Recommandation— Nous recommandons de rapprocher ces cursus, sans toutefois les normaliser dans un dispositif autonome, dans un grand service public propédeutique au sein des Universités.

IV.4) Suppression de la commission des titres d'ingénieurs
Analyse—La singularité française provient, on le sait, de la séparation néfaste entre Grandes Ecoles et Université. Une myriade d'écoles privées (et chères), de piètre qualité, sans la moindre recherche, est en charge de la formation des étudiants sortis du lycée avec les meilleurs résultats. Souvent, ces écoles n'assurent même plus de formation technique, se contentant d'une formation managériale, de gestion de projet. Le redressement économique du pays nécessite une action forte pour mettre un terme à cette situation et insuffler, enfin, un esprit de recherche aux cadres supérieurs et aux ingénieurs.

Recommandation— La commission des titres d'ingénieurs a trente ans de retard sur les besoins de l'industrie et est au cœur de l'édu-business des grandes écoles privées. Nous recommandons sa suppression.

IV.5) Réforme de la première année de médecine (PACES)
Analyse— La première année de médecine est une formation contraire à tout l'esprit de l'Université, favorisant le bachotage indigent plutôt que le développement d’une pensée libre et curieuse. Elle n'est en aucun cas à la hauteur de l'enjeu que constitue la formation propédeutique de médecins. Par ailleurs, cette formation est destructrice pour une fraction importante des étudiants recalés.

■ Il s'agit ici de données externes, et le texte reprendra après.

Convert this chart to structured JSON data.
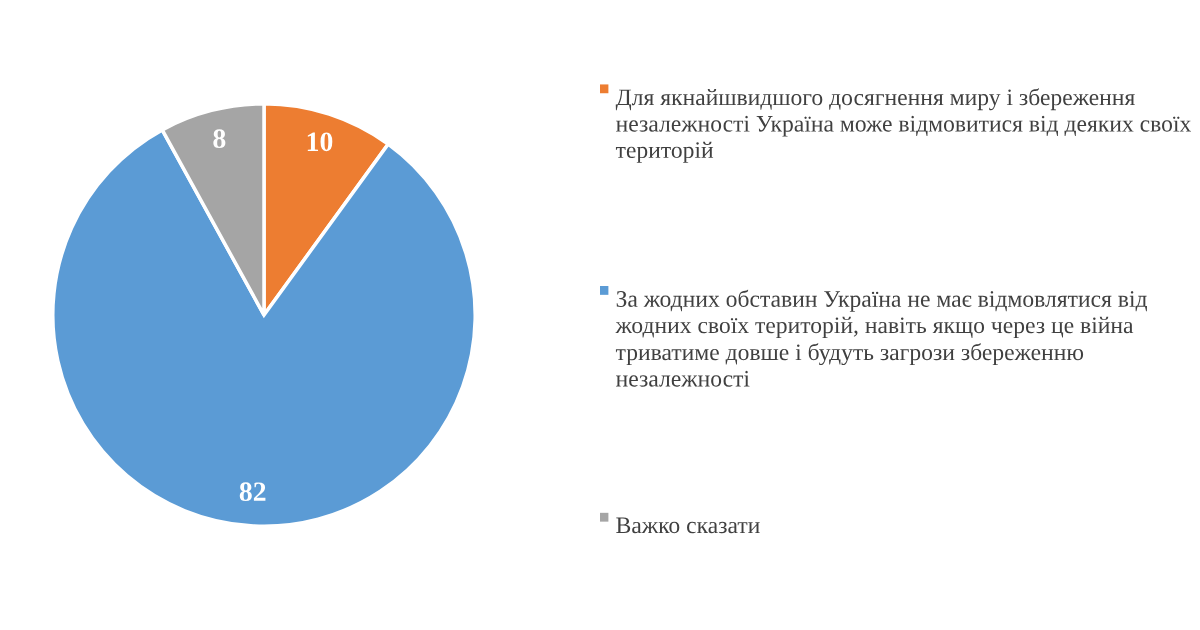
{
  "chart_data": {
    "type": "pie",
    "categories": [
      "Для якнайшвидшого досягнення миру і збереження незалежності Україна може відмовитися від деяких своїх територій",
      "За жодних обставин Україна не має відмовлятися від жодних своїх територій, навіть якщо через це війна триватиме довше і будуть загрози збереженню незалежності",
      "Важко сказати"
    ],
    "values": [
      10,
      82,
      8
    ],
    "colors": [
      "#ed7d31",
      "#5b9bd5",
      "#a5a5a5"
    ],
    "data_labels": true,
    "legend": "right"
  }
}
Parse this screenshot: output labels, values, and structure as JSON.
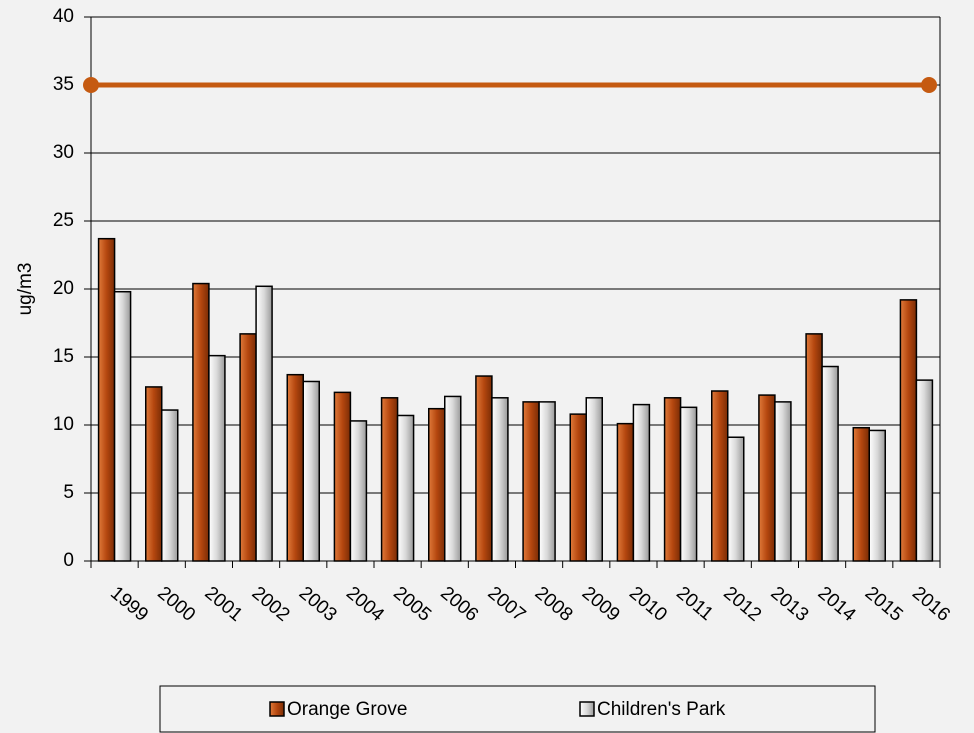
{
  "chart_data": {
    "type": "bar",
    "y_label": "ug/m3",
    "categories": [
      "1999",
      "2000",
      "2001",
      "2002",
      "2003",
      "2004",
      "2005",
      "2006",
      "2007",
      "2008",
      "2009",
      "2010",
      "2011",
      "2012",
      "2013",
      "2014",
      "2015",
      "2016"
    ],
    "series": [
      {
        "name": "Orange Grove",
        "color": "#b5470f",
        "values": [
          23.7,
          12.8,
          20.4,
          16.7,
          13.7,
          12.4,
          12.0,
          11.2,
          13.6,
          11.7,
          10.8,
          10.1,
          12.0,
          12.5,
          12.2,
          16.7,
          9.8,
          19.2
        ]
      },
      {
        "name": "Children's Park",
        "color": "#d9d9d9",
        "values": [
          19.8,
          11.1,
          15.1,
          20.2,
          13.2,
          10.3,
          10.7,
          12.1,
          12.0,
          11.7,
          12.0,
          11.5,
          11.3,
          9.1,
          11.7,
          14.3,
          9.6,
          13.3
        ]
      }
    ],
    "reference_line": {
      "value": 35,
      "color": "#c55a11"
    },
    "ylim": [
      0,
      40
    ],
    "yticks": [
      0,
      5,
      10,
      15,
      20,
      25,
      30,
      35,
      40
    ],
    "grid": true
  }
}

Recommandation— Nous recommandons de réformer la première année de médecine pour cesser de détruire la vie de tant de jeunes adultes mis en échec, et pour assurer une authentique formation universitaire.

IV.6) Supprimer le RNCP et sortir du processus de Bologne
Analyse— Le fichierRNCP est un moyen contestable de promotion de formations commerciales non-diplomantes destiné aux collectivités locales, aux chambres de commerce et au patronat. En réalité, la commission nationale de la certification professionnelle qui tient le fichier RNCP n'opère aucun contrôle de qualité et entretient savamment la confusion entre formations douteuses et formations soumises à l'habilitation ou à l'accréditation. Le clientélisme et la marchandisation étant promus au rang de politique publique, l'édu-business s'est emparé de  ce fichier pour tromper les étudiants et leur famille sur la nature des formations qu'il propose et qui s’apparente à de l’escroquerie pure et simple.

Recommandation— Le fichierRNCP doit être supprimé.